Smiths saved by sterling boost, 'well positioned' for return to growth

By

Sharecast News | 22 Sep, 2017

Updated : 13:29

Smiths Group reported a small decline in full year underlying revenue but 11% growth on a reported basis thanks to the weak pound and said strategic progress made in the year set it up to return to growth next year.

On revenue of £3.3bn in the year to 31 July, underlying headline operating profit increased 3% or by 16% on a reported basis as operating profit margins improved in all divisions was limited by increased investment, though this represented a slowdown from the 18% growth in the first half of the year.

Chief executive Andy Reynolds Smith said investment, which was increased in all divisions to represent 4.6% of group sales, was an important element of the progress in executing the strategy so that the group was "well positioned" to return to growth in the new financial year.

"We are well underway in repositioning the business through organic and inorganic investment with approximately 75% of the group now well positioned in attractive markets.

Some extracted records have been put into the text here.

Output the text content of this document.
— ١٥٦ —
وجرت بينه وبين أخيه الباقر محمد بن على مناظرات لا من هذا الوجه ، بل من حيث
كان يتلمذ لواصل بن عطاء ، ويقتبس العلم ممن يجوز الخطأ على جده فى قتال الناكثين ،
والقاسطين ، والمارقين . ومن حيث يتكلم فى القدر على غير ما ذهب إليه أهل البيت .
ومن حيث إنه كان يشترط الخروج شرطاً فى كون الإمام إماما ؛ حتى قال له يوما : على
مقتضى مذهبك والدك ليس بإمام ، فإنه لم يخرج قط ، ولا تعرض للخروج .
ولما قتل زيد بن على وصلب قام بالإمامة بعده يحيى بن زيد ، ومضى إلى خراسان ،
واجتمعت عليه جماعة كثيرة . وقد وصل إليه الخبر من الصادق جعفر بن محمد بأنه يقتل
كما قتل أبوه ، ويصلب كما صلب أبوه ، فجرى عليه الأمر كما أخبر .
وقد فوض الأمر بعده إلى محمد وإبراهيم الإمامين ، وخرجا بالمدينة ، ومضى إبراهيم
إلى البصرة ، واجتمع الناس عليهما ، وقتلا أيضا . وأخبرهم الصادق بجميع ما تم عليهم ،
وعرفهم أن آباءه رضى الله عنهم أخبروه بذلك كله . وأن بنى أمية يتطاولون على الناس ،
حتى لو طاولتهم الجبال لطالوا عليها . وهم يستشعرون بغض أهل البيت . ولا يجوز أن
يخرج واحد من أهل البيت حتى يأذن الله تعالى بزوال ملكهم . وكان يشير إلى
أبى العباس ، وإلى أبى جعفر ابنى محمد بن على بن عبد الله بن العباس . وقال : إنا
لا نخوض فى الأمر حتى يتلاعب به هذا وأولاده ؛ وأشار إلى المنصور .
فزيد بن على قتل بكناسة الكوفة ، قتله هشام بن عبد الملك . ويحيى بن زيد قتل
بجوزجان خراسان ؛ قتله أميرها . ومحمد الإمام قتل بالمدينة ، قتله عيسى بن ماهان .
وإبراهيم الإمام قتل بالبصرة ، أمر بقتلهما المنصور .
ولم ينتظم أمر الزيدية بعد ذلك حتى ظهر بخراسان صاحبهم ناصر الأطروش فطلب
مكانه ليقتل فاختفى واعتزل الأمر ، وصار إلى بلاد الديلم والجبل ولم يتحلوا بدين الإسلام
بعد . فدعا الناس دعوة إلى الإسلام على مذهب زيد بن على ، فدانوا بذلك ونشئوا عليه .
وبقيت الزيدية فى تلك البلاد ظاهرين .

"The disposal of four non-core businesses and the acquisition of Morpho Detection has supported the significant upgrading of the portfolio as we increasingly focus on scalable, technology-differentiated leadership positions in our chosen markets."

Looking back the year just completed by division, energy sector engineer John Crane saw underlying revenue fall 4% due to its main focus being on the oil & gas market.

Underlying revenues at Smith Medicals fell 3% due to a delay in some new product launches as management try and refresh and expand the product portfolio.

Smiths Detection revenues rose 4% and those at Smiths Interconnect increased 1%, though were the only division to see a fall in reported growth.

Flex-Tek's underlying revenues grew 3% and it had the strongest growth in reported revenue of 19% due to its exposure to US construction.

Group pre-tax profits grew 17% to £528m and headline basic earnings per share increased 15% to 97.6p per share.

EPS was very slightly ahead of the 97.0p consensus forecast, with revenues in line £3.3bn.

A proposed final dividend of 29.7p per share, up by 1.25p on last year's, meant the full year dividend was upped 3%.

Looking forward, as in previous years, Reynolds Smith expects the 2018 trading performance to be weighted towards the second half.

"Growth in John Crane's non-oil & gas business, as well as an increase in aftermarket is expected to more than offset the challenging market conditions in oil & gas.

"We expect the introduction of new products during the year to support a gradual improvement in Smiths Medical. In Smiths Detection we anticipate a strong second half driven by air transportation, which should generate good growth for the year as a whole. In Smiths Interconnect, our focus on fewer, higher-growth end markets is anticipated to support further good progress in this division. Flex-Tek is expected to deliver continued steady growth."

SMIN shares were down more than 5% on Friday to 1,517.67p.

Credit Swiss said it was a "solid set" results, feeling EBITA was 3% ahead of consensus, with outlook for organic growth "clearly improving while margin progression is to be held back somewhat by investment for growth and restructuring costs".

But the Swiss bank reduce its EPS estimates by circa 2% for 2018-19, mainly driven by FX, but kept its target price unchanged thanks to better cash generation.

Analysts see the stable margin outlook for the new financial year as "somewhat conservative" as in the latest year the company improved profitability by 70 basis points despite a tough end-markets backdrop and 36bps margin headwind from the R&D increase.

"We continue to see an attractive investment case in Smiths based on 1) improving growth profile across divisions, 2) continuing portfolio adjustment through disposals and 3) Morpho integration synergies and potential further acquisitions."

Analysts at RBC Capital Markets said the second half of the year beat expectations thanks to stronger margins, though underlying revenue growth implied a 2.2% decline in the second half after a flat first.

"We see the results as in-line – slightly disappointing on underlying growth but continued improvements in profitability. Higher central costs may see consensus EBITA reduce a little (~2%), offset by a slightly better tax rate outcome than previously flagged," RBC said.

"We continue to believe that the group can return to underlying positive growth in FY’2018, and the management commentary is supportive of that, albeit we may have to wait until the second half to see it."